There are detractors, as usual, but it isn't necessarily the usual detractors. First, Iraq - notorious for its under compliance - has intimated that it will sign on to any agreement provided that the agreement is unanimous - they might as well have said that they will not support an agreement (ostensibly to keep the current level of production through March) should anyone else refuse to sign on. And there are others who have said they absolutely do not agree.
Take Libya, who has said it will not be subjected to production quotas until its production has stabilized at 1.7 million bpd. This seems fair given their rocky history this year and obvious oil revenue declines as a result of the blockades. However, other countries can make fair cases of why they have suffered economic hardship as well.
Rumors also surfaced that the UAE was thinking about withdrawing from OPEC altogether, as it mulls the pros and cons of OPEC membership - with the pros being OPEC's clout (which is waning) and the cons being the painful production cuts that its budget just cannot afford. No doubt the prospect of maintaining this painful level of production cuts into March - or even June - seems like a daunting task. The UAE has since reaffirmed its commitment to OPEC, but stopped short of denying that the matter had been discussed. However, the statement - by an unnamed source that ended up writing an article without using an author's name - came right after the ADIPEC meeting, which means it possible that ADNOC officials had discussed this in the normal course of due diligence - with the likelihood of the UAE dropping out of OPEC - with its friendly Saudi Arabia ties - slim, but scary nonetheless.
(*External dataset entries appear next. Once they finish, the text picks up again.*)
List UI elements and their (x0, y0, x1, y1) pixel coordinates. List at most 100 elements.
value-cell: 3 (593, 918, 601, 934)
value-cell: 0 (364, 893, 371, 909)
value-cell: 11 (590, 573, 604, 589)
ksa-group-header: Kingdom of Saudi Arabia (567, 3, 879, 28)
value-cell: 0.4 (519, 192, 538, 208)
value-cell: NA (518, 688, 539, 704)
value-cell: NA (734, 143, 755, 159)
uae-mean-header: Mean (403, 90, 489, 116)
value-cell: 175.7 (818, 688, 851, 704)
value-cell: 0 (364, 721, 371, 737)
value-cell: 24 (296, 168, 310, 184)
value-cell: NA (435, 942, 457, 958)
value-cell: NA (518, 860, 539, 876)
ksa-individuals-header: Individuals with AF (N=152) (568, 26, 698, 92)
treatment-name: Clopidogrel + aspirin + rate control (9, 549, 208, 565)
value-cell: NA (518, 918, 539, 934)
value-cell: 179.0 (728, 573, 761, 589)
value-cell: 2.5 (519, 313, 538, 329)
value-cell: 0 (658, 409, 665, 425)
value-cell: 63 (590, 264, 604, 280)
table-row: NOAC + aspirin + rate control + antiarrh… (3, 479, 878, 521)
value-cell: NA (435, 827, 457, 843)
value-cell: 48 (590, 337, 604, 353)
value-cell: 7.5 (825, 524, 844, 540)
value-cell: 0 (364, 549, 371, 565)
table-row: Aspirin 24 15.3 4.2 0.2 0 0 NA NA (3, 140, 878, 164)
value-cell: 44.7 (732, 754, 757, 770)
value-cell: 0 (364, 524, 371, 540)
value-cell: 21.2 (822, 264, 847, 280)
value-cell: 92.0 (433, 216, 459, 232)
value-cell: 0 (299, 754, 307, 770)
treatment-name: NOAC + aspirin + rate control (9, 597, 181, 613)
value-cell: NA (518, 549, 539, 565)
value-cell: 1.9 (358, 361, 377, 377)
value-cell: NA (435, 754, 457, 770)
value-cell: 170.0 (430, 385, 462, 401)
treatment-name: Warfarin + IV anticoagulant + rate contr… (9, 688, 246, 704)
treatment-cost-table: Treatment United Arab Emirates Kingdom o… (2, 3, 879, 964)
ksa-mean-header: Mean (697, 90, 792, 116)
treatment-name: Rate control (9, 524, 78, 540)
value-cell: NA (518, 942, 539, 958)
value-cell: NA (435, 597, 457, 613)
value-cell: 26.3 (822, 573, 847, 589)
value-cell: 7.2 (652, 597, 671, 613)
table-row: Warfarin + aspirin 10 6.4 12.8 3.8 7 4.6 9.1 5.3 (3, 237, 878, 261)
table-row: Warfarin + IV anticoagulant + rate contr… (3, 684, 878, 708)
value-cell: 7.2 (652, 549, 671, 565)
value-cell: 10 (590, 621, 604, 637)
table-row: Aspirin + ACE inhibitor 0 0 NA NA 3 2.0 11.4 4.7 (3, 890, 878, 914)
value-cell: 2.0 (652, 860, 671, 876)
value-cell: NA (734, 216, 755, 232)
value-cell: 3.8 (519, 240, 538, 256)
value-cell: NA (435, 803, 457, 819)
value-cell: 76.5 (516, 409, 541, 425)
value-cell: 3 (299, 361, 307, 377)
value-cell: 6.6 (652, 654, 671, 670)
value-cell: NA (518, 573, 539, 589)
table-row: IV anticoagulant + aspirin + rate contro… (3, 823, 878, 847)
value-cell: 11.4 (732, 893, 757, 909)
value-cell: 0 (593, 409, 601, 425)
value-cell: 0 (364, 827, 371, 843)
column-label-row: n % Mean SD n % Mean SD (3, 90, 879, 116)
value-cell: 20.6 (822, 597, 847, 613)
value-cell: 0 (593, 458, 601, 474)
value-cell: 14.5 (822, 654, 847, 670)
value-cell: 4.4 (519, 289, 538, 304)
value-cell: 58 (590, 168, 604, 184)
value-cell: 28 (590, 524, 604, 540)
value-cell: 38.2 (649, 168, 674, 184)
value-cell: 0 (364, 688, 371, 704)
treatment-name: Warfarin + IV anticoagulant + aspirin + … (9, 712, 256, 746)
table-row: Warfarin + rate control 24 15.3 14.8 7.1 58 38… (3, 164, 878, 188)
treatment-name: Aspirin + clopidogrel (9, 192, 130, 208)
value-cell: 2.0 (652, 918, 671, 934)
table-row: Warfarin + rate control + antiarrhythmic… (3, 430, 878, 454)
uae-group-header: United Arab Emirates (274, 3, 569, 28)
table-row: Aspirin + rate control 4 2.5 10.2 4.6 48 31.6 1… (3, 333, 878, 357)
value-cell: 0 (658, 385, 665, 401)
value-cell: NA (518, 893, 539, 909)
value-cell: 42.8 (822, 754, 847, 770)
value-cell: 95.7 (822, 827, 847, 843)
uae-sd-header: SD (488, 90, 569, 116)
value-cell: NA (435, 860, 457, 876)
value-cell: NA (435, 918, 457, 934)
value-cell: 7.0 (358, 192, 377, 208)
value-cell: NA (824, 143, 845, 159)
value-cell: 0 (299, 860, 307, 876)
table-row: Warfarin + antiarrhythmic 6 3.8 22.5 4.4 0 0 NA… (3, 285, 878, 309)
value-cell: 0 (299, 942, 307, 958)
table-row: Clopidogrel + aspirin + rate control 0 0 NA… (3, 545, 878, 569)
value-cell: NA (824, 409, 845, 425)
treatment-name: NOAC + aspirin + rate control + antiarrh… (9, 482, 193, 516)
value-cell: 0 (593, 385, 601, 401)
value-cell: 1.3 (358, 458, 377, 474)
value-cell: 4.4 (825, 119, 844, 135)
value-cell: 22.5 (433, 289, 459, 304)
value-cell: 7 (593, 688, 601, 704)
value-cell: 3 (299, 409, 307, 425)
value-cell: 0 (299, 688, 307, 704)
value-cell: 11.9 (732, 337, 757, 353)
Meanwhile, Saudi Arabia is breaking out a mighty big stick, saying that the days of the Kingdom under producing (or rather, over complying with its share of the production cuts, which are already the largest), are over. Saudi Arabia carries a lot of weight here, which cannot be underestimated. In September, UAE energy minister Suhail al-Mazrouei was seated right next to Prince Abdulaziz at the JMMC after his country produced oil beyond their quota in August - but it is important to note that the two had a "private discussion" prior to the OPEC+ Joint Ministerial Monitoring Committee, which no doubt consisted of a decisive wrist slap for the UAE's overproduction. The UAE was quick to promise lowered production in October (which likely coincides with lower associated gas needs and maintenance season). The result of this Saudi wrist slap is clear: the UAE's production dropped from 2.758 million bpd in August, to 2.515 million bpd in September, and 2.441 million bpd in October, showing it is a dutiful subject of the OPEC agreement and Saudi Arabia.
It is still very possible that there will be no resolution yet come November 30/December 1 as the group continues to squabble over the best path forward, and the group may want additional market data to work with before it makes such a decision, so we may see a late decision closer to the January 1 expiry of the current level of cuts. The most likely scenario, whenever it is finally agreed upon, is a three-month extension.